1.  Worsening mobility problems in Dane County’s primary regional center - the central area of Madison that includes the city’s commercial core, the University of Wisconsin-Madison and major special events destinations - threatens to damage the region’s high quality of life and the regional center’s ability to absorb desirable residential and commercial growth.

  • Traffic congestion is a growing problem in the region and in the study corridor, especially in the Isthmus and nearby areas.
  • Forecasts for 2020 indicate that mobility problems in the study area will worsen over the next two decades, again, especially in the Isthmus.
  • The current Dane County regional plan foresees even more growth being centered in the Isthmus, with 14,000 new jobs and 4,500 new units being added by 2020.
  • Although Madison Metro provides intensive service in central Madison, mobility options are more limited - or sometimes nonexistent - in outlying parts of the corridor and in the region.
2.  Because of geographical constraints, potential environmental concerns and major quality-of-life issues, the possibility of addressing the area’s transportation problems through roadway capacity expansion is very limited.
  • Because the central area of the study corridor is nearly built out - or contains sensitive environmental uses such as parks or bodies of water - there is no opportunity to build major new roadways.
  • Widening of major arterials would likewise be very difficult or impossible because of potentially serious impacts to residential neighborhoods and successful commercial areas.
  • Similarly, physical constraints (as well as the desirability of devoting land to other, more economically productive uses) mean that creating more parking facilities in the core area is also problematic.
  • Major operational changes, such as creating more one-way arterials to increase capacity, would also be difficult or impossible because of the potential impact on neighborhoods or commercial areas.
  • Likewise, such operational improvements as prohibiting parking at peak periods for cars or express buses (in areas without such restrictions now) could face strong opposition because of their impacts on traffic speeds and business parking needs.
  • Despite the lack of opportunity for major capacity expansion through new or widened roadways, however, there may be opportunities for operational gains such as intersection improvements or traffic signal coordination, that will be included in a transportation system management (TSM) option, and programs to reduce automobile usage that will be included in transportation demand management (TDM) strategies.
3.  Given the growing mobility challenges, coupled with the very limited opportunity for highway capacity expansion to address them, a potentially promising alternative is investment in express transit, both to supplement and enhance existing Metro service and to extend service to new markets throughout the corridor and in the region.
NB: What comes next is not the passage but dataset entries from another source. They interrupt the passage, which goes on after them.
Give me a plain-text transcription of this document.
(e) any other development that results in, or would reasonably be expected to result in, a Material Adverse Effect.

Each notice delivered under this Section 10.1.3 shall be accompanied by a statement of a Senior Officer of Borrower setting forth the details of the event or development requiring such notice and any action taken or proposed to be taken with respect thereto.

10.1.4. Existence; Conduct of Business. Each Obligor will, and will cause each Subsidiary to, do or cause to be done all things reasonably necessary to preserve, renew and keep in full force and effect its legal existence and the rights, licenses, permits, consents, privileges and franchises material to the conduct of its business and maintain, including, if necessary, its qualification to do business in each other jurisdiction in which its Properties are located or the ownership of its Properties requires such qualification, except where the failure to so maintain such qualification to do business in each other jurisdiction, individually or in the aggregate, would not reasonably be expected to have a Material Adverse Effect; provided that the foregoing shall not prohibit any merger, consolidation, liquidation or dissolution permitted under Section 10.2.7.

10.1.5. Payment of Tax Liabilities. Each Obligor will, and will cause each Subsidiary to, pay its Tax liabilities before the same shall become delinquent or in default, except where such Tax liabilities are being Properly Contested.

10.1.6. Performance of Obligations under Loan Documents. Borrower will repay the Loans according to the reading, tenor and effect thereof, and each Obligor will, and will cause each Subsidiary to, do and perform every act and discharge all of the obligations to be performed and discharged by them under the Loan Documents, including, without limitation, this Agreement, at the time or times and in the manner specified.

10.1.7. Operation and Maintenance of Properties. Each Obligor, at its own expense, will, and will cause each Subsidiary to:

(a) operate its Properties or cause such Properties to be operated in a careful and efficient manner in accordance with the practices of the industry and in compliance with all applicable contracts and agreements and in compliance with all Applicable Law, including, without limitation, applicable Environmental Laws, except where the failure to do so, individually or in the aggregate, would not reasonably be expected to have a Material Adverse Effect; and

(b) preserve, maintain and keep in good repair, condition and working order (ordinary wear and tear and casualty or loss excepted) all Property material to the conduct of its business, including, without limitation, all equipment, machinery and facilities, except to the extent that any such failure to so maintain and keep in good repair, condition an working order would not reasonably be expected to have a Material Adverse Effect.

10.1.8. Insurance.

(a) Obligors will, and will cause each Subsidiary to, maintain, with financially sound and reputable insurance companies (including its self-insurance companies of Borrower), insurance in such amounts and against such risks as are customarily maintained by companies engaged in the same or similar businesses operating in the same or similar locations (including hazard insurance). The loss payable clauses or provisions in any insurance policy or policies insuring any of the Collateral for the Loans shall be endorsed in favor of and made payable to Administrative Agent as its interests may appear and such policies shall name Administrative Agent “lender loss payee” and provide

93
Possible options that will be analyzed in the study include:
  • Rail transit. This includes diesel- or electric-powered trains operating on existing rail rights-of-way and/or electric-powered trains running on existing city streets in central areas of the corridor. Rail options in the corridor, linked with park-and-ride facilities, have the potential to serve the wider region. (Rail service for longer-distance markets is often referred to as "commuter rail," while electric-powered trains that are similar to streetcars are often called light-rail transit or LRT. However, the core market of both is the standard, Monday-Friday, downtown-based commuter market.)
  • Bus rapid transit (BRT). This serves the same markets as rail transit using buses that travel in mixed traffic on existing roadways or that achieve time savings by using transit-only facilities such as bus-only lanes on streets (diamond lanes) or new roads built exclusively for buses (busways).